LA Doctor Pleads Not Guilty in Alleged Health Care Scam
A doctor has pleaded not guilty to charges of bilking insurance companies by arranging unneeded surgeries with the cooperation of patients.
Dr. Mamdouh Bahna, 58, who entered his plea in federal court, was taken into custody Jan. 1 at Los Angeles International Airport upon returning from Egypt, where he had fled after being indicted three months ago, Assistant U.S. Attorney Pegeen Rhyne said.
Bahna of Los Angeles and Dr. William W. Hampton, 50, of Cypress were named in an indictment, along with Bahna’s Bel Air Surgical Institute.
Prosecutors say Bahna hired workers to recruit people with health insurance to undergo unneeded surgery in exchange for cash or discounts on plastic surgeries. Payments allegedly ranged from $300 to $1,200 for such procedures as colonoscopies, sinus surgeries and an operation meant to stop palms from sweating.
According to the indictment, recruiters told the patients to describe false and exaggerated symptoms, which were then used to make the surgeries seem justified. Charges to insurance companies totaled at least $3.9 million, with $1.1 million paid out, Rhyne said.
Bahna’s lawyer, Terry Bird, said his client “returned to resolve the charges against him” and declined to comment further.
Held on $8 million bond, Bahna faces multiple counts of health care fraud as well as conspiring to commit health care fraud.

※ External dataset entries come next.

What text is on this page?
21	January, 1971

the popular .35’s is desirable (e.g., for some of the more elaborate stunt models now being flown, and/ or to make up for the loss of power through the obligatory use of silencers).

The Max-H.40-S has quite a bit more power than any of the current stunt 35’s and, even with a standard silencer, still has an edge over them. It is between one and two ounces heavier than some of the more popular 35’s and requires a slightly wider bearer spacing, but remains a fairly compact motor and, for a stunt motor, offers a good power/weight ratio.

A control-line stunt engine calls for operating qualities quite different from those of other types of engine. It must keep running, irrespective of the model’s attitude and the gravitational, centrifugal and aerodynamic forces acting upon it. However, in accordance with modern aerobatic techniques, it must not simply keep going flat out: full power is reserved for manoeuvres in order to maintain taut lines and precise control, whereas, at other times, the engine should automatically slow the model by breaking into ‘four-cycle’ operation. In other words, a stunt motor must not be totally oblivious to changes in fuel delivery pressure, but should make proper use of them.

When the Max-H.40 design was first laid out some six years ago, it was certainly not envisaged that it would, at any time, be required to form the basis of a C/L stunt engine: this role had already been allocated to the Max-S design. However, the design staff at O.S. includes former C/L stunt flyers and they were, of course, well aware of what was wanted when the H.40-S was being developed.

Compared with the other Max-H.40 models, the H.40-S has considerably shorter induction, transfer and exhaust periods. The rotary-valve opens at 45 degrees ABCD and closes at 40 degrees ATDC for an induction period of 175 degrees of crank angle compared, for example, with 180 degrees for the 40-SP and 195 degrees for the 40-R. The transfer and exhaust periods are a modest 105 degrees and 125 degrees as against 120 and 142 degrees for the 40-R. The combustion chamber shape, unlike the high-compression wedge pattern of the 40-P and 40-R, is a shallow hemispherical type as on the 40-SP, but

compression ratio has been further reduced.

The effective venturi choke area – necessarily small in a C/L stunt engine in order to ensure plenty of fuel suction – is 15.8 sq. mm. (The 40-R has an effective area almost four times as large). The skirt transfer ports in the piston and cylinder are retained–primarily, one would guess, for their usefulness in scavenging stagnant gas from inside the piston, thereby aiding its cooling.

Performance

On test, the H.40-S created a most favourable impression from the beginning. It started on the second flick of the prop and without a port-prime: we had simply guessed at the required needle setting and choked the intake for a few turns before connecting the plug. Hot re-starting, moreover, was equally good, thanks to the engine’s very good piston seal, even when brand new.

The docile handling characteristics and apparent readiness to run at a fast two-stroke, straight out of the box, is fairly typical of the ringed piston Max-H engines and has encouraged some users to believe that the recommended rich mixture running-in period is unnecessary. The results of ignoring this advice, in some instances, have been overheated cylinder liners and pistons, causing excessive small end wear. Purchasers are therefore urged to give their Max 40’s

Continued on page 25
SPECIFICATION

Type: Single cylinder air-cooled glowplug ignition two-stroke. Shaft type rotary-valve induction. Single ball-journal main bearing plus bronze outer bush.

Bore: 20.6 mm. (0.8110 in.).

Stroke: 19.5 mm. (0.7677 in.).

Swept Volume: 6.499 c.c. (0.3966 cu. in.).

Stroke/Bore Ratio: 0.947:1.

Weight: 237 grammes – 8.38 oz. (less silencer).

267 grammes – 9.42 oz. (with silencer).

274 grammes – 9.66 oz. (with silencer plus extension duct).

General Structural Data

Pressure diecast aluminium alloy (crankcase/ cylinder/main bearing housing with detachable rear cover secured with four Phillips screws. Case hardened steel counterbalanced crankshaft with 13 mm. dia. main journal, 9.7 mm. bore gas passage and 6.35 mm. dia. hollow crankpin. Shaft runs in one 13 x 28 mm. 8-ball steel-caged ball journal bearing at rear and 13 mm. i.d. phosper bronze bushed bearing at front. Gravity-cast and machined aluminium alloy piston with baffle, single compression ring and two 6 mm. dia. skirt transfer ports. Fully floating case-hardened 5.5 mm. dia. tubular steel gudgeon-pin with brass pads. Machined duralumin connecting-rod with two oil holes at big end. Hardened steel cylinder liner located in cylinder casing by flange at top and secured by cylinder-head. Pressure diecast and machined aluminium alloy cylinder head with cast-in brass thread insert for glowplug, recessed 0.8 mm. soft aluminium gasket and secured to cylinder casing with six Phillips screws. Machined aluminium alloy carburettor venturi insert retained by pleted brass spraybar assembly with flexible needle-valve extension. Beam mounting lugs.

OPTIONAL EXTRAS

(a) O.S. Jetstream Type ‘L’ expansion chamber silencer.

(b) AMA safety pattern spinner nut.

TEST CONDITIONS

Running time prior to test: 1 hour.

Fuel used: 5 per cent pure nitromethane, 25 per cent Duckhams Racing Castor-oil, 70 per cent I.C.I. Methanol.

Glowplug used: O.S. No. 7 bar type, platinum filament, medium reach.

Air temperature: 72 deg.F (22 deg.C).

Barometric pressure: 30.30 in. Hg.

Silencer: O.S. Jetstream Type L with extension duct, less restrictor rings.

A status conference was set for Feb. 13
Hampton worked at the Bel Air Surgical Institute in West Los Angeles intermittently in 2003 and early 2004, and also worked at other offices in the area.
The case grew out of a federal investigation of Southern California outpatient surgery centers that allegedly overbilled insurers for unnecessary surgeries.
Since the “rent-a-patient” scheme was first identified several years ago, insurers nationwide have been fraudulently billed hundreds of millions of dollars, experts say.